With function f(x)=[(x^2 -1)/x^3] find f'(x),f''(x),domain, asymptotes and such..?

Question

With function f(x)=[(x^2 -1)/x^3].
(note: the function is x^2 subtract 1 over x^3)

Find the following (with steps if possible):
1) f'(x),
2) f''(x),
3) domain,
4) intercepts,
5) symmetry,
6) vertical asymptotes
7) f(x)'s behavior as 'x' gets large
8) intervals of increase and decrease (Max & Mins)
9) Concavity
10) summary of Analysis (for graphing)
11)Fully labeled sketch, or fully descripti

Answer 1

f(x) = (x^2 - 1) / x^3 = x^(-1) - x^(-3).
1) f'(x) = (-1)x^(-2) - (-3)x^(-4) = -x^(-2) + 3x^(-4).

2) f"(x) = -(-2)x^(-3) + 3(-4)x^(-5) = 2x^(-3) - 12x^(-5).

3) The domain is R\{0}.

4) x-intercepts when x^2 - 1 = 0 <=> x = ±1.
No y-intercept since 0 is not in the domain.

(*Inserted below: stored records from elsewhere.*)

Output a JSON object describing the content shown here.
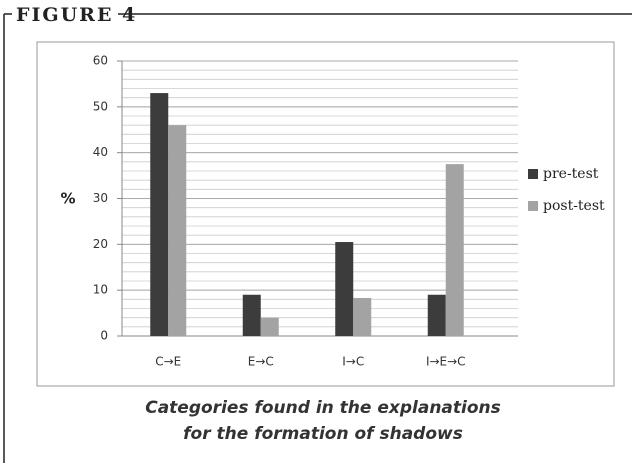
{
  "figure_label": "FIGURE 4",
  "caption": [
    "Categories found in the explanations",
    "for the formation of shadows"
  ],
  "chart_data": {
    "type": "bar",
    "y_label": "%",
    "categories": [
      "C→E",
      "E→C",
      "I→C",
      "I→E→C"
    ],
    "series": [
      {
        "name": "pre-test",
        "color": "#3c3c3c",
        "values": [
          53,
          9,
          20.5,
          9
        ]
      },
      {
        "name": "post-test",
        "color": "#a3a3a3",
        "values": [
          46,
          4,
          8.3,
          37.5
        ]
      }
    ],
    "ylim": [
      0,
      60
    ],
    "yticks": [
      0,
      10,
      20,
      30,
      40,
      50,
      60
    ],
    "grid": true,
    "grid_minor_step": 2,
    "legend": "right"
  }
}
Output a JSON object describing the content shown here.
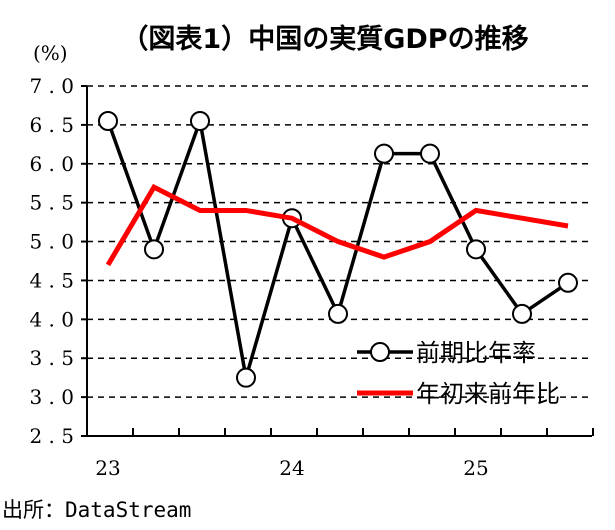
{
  "chart_data": {
    "type": "line",
    "title": "（図表1）中国の実質GDPの推移",
    "ylabel": "(%)",
    "ylim": [
      2.5,
      7.0
    ],
    "yticks": [
      "7.0",
      "6.5",
      "6.0",
      "5.5",
      "5.0",
      "4.5",
      "4.0",
      "3.5",
      "3.0",
      "2.5"
    ],
    "ytick_values": [
      7.0,
      6.5,
      6.0,
      5.5,
      5.0,
      4.5,
      4.0,
      3.5,
      3.0,
      2.5
    ],
    "xtick_labels": [
      {
        "label": "23",
        "index": 0
      },
      {
        "label": "24",
        "index": 4
      },
      {
        "label": "25",
        "index": 8
      }
    ],
    "x_count": 11,
    "grid": "horizontal dashed",
    "series": [
      {
        "name": "前期比年率",
        "color": "#000000",
        "marker": "circle",
        "values": [
          6.55,
          4.9,
          6.55,
          3.25,
          5.3,
          4.07,
          6.13,
          6.13,
          4.9,
          4.07,
          4.47
        ]
      },
      {
        "name": "年初来前年比",
        "color": "#ff0000",
        "marker": "none",
        "values": [
          4.7,
          5.7,
          5.4,
          5.4,
          5.3,
          5.0,
          4.8,
          5.0,
          5.4,
          5.3,
          5.2
        ]
      }
    ],
    "legend_position": "bottom-right"
  },
  "source": "出所：DataStream"
}
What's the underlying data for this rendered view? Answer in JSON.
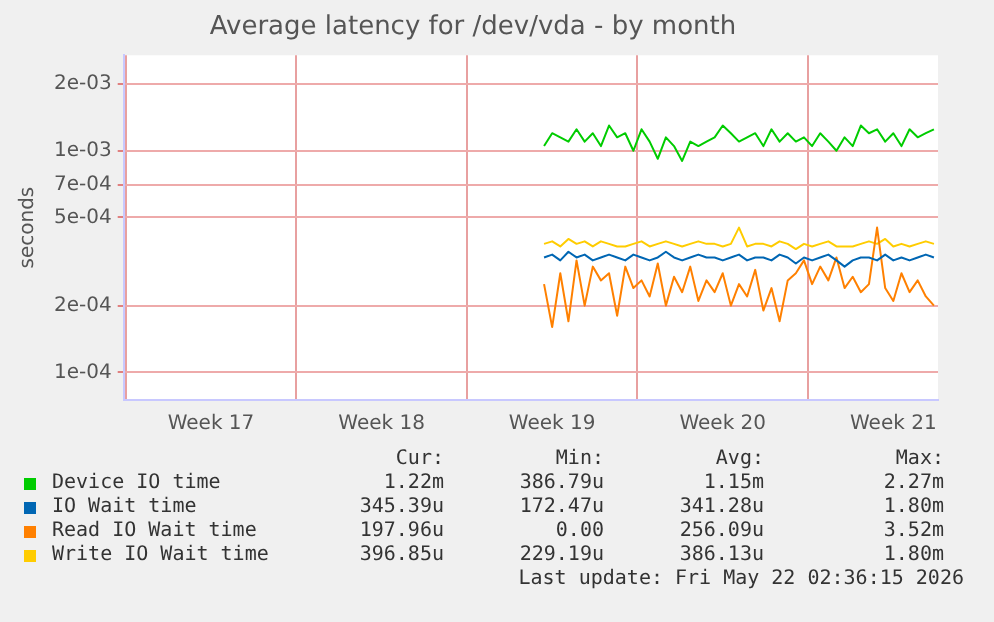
{
  "chart_data": {
    "type": "line",
    "title": "Average latency for /dev/vda - by month",
    "ylabel": "seconds",
    "x": [
      "2026-05-07T04:00",
      "2026-05-07T12:00",
      "2026-05-07T20:00",
      "2026-05-08T04:00",
      "2026-05-08T12:00",
      "2026-05-08T20:00",
      "2026-05-09T04:00",
      "2026-05-09T12:00",
      "2026-05-09T20:00",
      "2026-05-10T04:00",
      "2026-05-10T12:00",
      "2026-05-10T20:00",
      "2026-05-11T04:00",
      "2026-05-11T12:00",
      "2026-05-11T20:00",
      "2026-05-12T04:00",
      "2026-05-12T12:00",
      "2026-05-12T20:00",
      "2026-05-13T04:00",
      "2026-05-13T12:00",
      "2026-05-13T20:00",
      "2026-05-14T04:00",
      "2026-05-14T12:00",
      "2026-05-14T20:00",
      "2026-05-15T04:00",
      "2026-05-15T12:00",
      "2026-05-15T20:00",
      "2026-05-16T04:00",
      "2026-05-16T12:00",
      "2026-05-16T20:00",
      "2026-05-17T04:00",
      "2026-05-17T12:00",
      "2026-05-17T20:00",
      "2026-05-18T04:00",
      "2026-05-18T12:00",
      "2026-05-18T20:00",
      "2026-05-19T04:00",
      "2026-05-19T12:00",
      "2026-05-19T20:00",
      "2026-05-20T04:00",
      "2026-05-20T12:00",
      "2026-05-20T20:00",
      "2026-05-21T04:00",
      "2026-05-21T12:00",
      "2026-05-21T20:00",
      "2026-05-22T04:00",
      "2026-05-22T12:00",
      "2026-05-22T20:00",
      "2026-05-23T04:00"
    ],
    "series": [
      {
        "name": "Device IO time",
        "color": "#00cc00",
        "values": [
          0.00105,
          0.0012,
          0.00115,
          0.0011,
          0.00125,
          0.0011,
          0.0012,
          0.00105,
          0.0013,
          0.00115,
          0.0012,
          0.001,
          0.00125,
          0.0011,
          0.00092,
          0.00115,
          0.00105,
          0.0009,
          0.0011,
          0.00105,
          0.0011,
          0.00115,
          0.0013,
          0.0012,
          0.0011,
          0.00115,
          0.0012,
          0.00105,
          0.00125,
          0.0011,
          0.0012,
          0.0011,
          0.00115,
          0.00105,
          0.0012,
          0.0011,
          0.001,
          0.00115,
          0.00105,
          0.0013,
          0.0012,
          0.00125,
          0.0011,
          0.0012,
          0.00105,
          0.00125,
          0.00115,
          0.0012,
          0.00125
        ]
      },
      {
        "name": "IO Wait time",
        "color": "#0066b3",
        "values": [
          0.00033,
          0.00034,
          0.00032,
          0.00035,
          0.00033,
          0.00034,
          0.00032,
          0.00033,
          0.00034,
          0.00033,
          0.00032,
          0.00034,
          0.00033,
          0.00032,
          0.00033,
          0.00035,
          0.00033,
          0.00032,
          0.00033,
          0.00034,
          0.00033,
          0.00033,
          0.00032,
          0.00033,
          0.00034,
          0.00032,
          0.00033,
          0.00033,
          0.00032,
          0.00034,
          0.00033,
          0.00031,
          0.00033,
          0.00032,
          0.00033,
          0.00034,
          0.00032,
          0.0003,
          0.00032,
          0.00033,
          0.00033,
          0.00032,
          0.00034,
          0.00032,
          0.00033,
          0.00032,
          0.00033,
          0.00034,
          0.00033
        ]
      },
      {
        "name": "Read IO Wait time",
        "color": "#ff8000",
        "values": [
          0.00025,
          0.00016,
          0.00028,
          0.00017,
          0.00032,
          0.0002,
          0.0003,
          0.00026,
          0.00028,
          0.00018,
          0.0003,
          0.00024,
          0.00026,
          0.00022,
          0.00031,
          0.0002,
          0.00027,
          0.00023,
          0.0003,
          0.00021,
          0.00026,
          0.00023,
          0.00028,
          0.0002,
          0.00025,
          0.00022,
          0.00029,
          0.00019,
          0.00024,
          0.00017,
          0.00026,
          0.00028,
          0.00032,
          0.00025,
          0.0003,
          0.00026,
          0.00033,
          0.00024,
          0.00027,
          0.00023,
          0.00025,
          0.00045,
          0.00024,
          0.00021,
          0.00028,
          0.00023,
          0.00026,
          0.00022,
          0.0002
        ]
      },
      {
        "name": "Write IO Wait time",
        "color": "#ffcc00",
        "values": [
          0.00038,
          0.00039,
          0.00037,
          0.0004,
          0.00038,
          0.00039,
          0.00037,
          0.00039,
          0.00038,
          0.00037,
          0.00037,
          0.00038,
          0.00039,
          0.00037,
          0.00038,
          0.00039,
          0.00038,
          0.00037,
          0.00038,
          0.00039,
          0.00038,
          0.00038,
          0.00037,
          0.00038,
          0.00045,
          0.00037,
          0.00038,
          0.00038,
          0.00037,
          0.00039,
          0.00038,
          0.00036,
          0.00038,
          0.00037,
          0.00038,
          0.00039,
          0.00037,
          0.00037,
          0.00037,
          0.00038,
          0.00039,
          0.00038,
          0.0004,
          0.00037,
          0.00038,
          0.00037,
          0.00038,
          0.00039,
          0.00038
        ]
      }
    ],
    "xlim": [
      "2026-04-19T22:00",
      "2026-05-23T08:00"
    ],
    "xticks": [
      {
        "value": "2026-04-20",
        "label": null
      },
      {
        "value": "2026-04-23T12:00",
        "label": "Week 17"
      },
      {
        "value": "2026-04-27",
        "label": null
      },
      {
        "value": "2026-04-30T12:00",
        "label": "Week 18"
      },
      {
        "value": "2026-05-04",
        "label": null
      },
      {
        "value": "2026-05-07T12:00",
        "label": "Week 19"
      },
      {
        "value": "2026-05-11",
        "label": null
      },
      {
        "value": "2026-05-14T12:00",
        "label": "Week 20"
      },
      {
        "value": "2026-05-18",
        "label": null
      },
      {
        "value": "2026-05-21T12:00",
        "label": "Week 21"
      }
    ],
    "ylim": [
      7.5e-05,
      0.0027
    ],
    "yticks": [
      {
        "value": 0.0001,
        "label": "1e-04"
      },
      {
        "value": 0.0002,
        "label": "2e-04"
      },
      {
        "value": 0.0005,
        "label": "5e-04"
      },
      {
        "value": 0.0007,
        "label": "7e-04"
      },
      {
        "value": 0.001,
        "label": "1e-03"
      },
      {
        "value": 0.002,
        "label": "2e-03"
      }
    ],
    "log": "y",
    "grid": true,
    "legend": "bottom",
    "marker": "none",
    "line_style": "solid",
    "annotations": [
      "Cur:",
      "Min:",
      "Avg:",
      "Max:",
      "1.22m",
      "386.79u",
      "1.15m",
      "2.27m",
      "345.39u",
      "172.47u",
      "341.28u",
      "1.80m",
      "197.96u",
      "0.00",
      "256.09u",
      "3.52m",
      "396.85u",
      "229.19u",
      "386.13u",
      "1.80m",
      "Last update: Fri May 22 02:36:15 2026"
    ]
  }
}
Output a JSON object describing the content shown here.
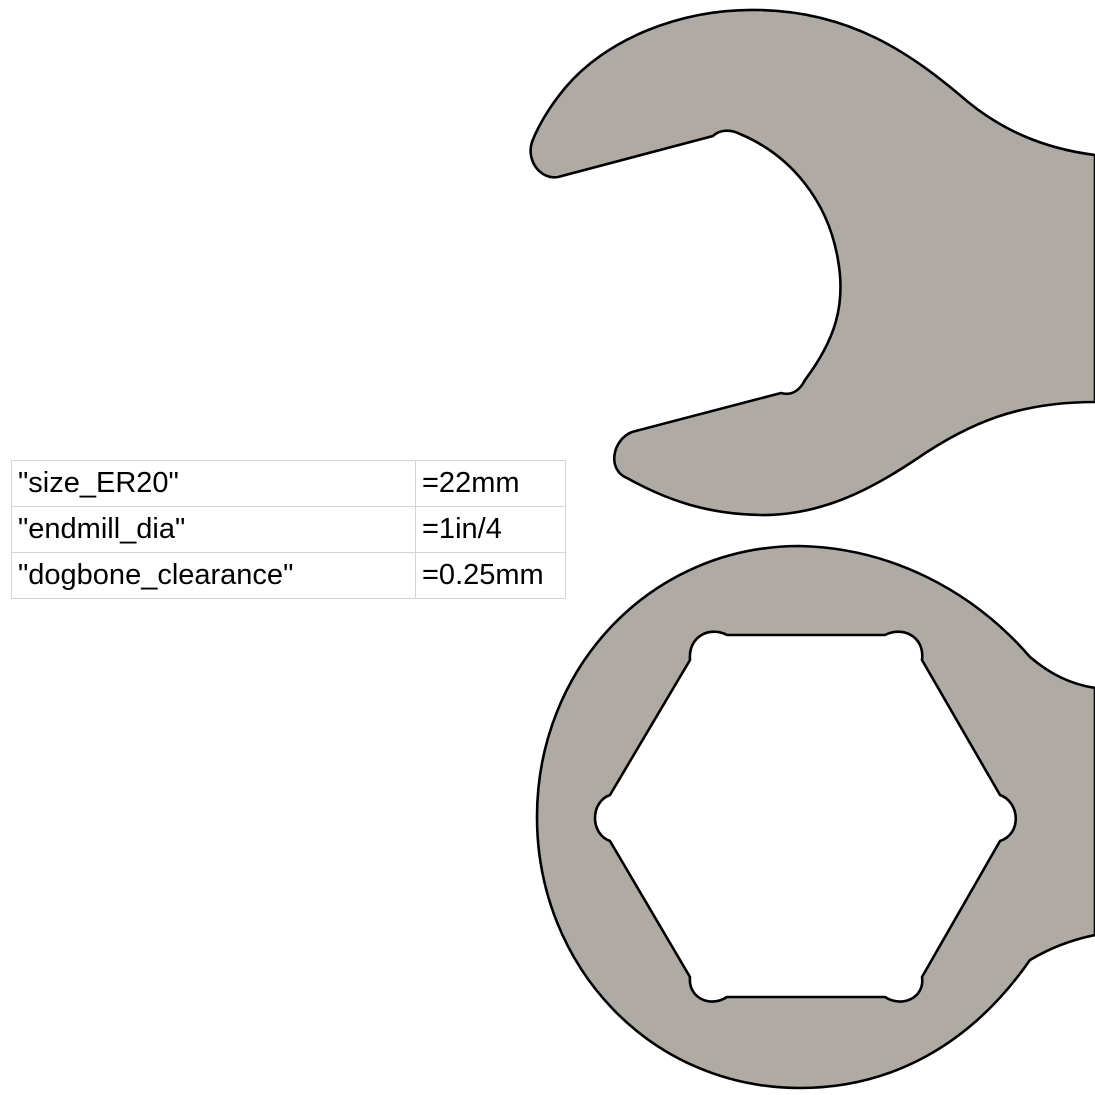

5) f(-x) = ((-x)^2 - 1) / ((-x)^3) = (x^2 - 1) / (-x^3) = -f(x), so f is antisymmetrical.

6) Vertical asymptotes at x = 0. As x -> 0, x^2 - 1 -> -1. So as x->0+ (i.e. from above), y->∞, and as x->0- (i.e. from below), y ->-∞.

7) lim x->∞ f(x) = lim x->∞ (1/x - 1/x^3) = 0, similarly for x->-∞.

8) f'(x) = -x^(-2) + 3x^(-4) = (-x^2 + 3) / x^4
Critical points are when x = ±√3 or x = 0.
x^4 is always positive (for x ≠ 0) and -x^2 + 3 is positive <=> x ∈ (-√3, √3).
So the intervals are as follows:
Decreasing on (-∞, -√3]
(minimum at -√3)
Increasing on [-√3, 0)
(undefined, vertical asymptotes at x = 0 as above)
Increasing on (0, √3]
(maximum at √3)
Decreasing on [√3, ∞).

9) f"(x) = 2x^(-3) - 12x^(-5) = 2(x^2 - 6) / x^5.
So the inflection points are at ±√6.
Terminology varies a bit here, so review this in light of your teacher's definitions:
On (-∞, -√6] the function is concave (or concave downwards).
On [-√6, 0) the function is convex (or concave upwards).
On (0, √6] the function is concave (or concave downwards).
On [√6, ∞) the function is convex (or concave upwards).

I'll let you summarise this and produce a sketch yourself.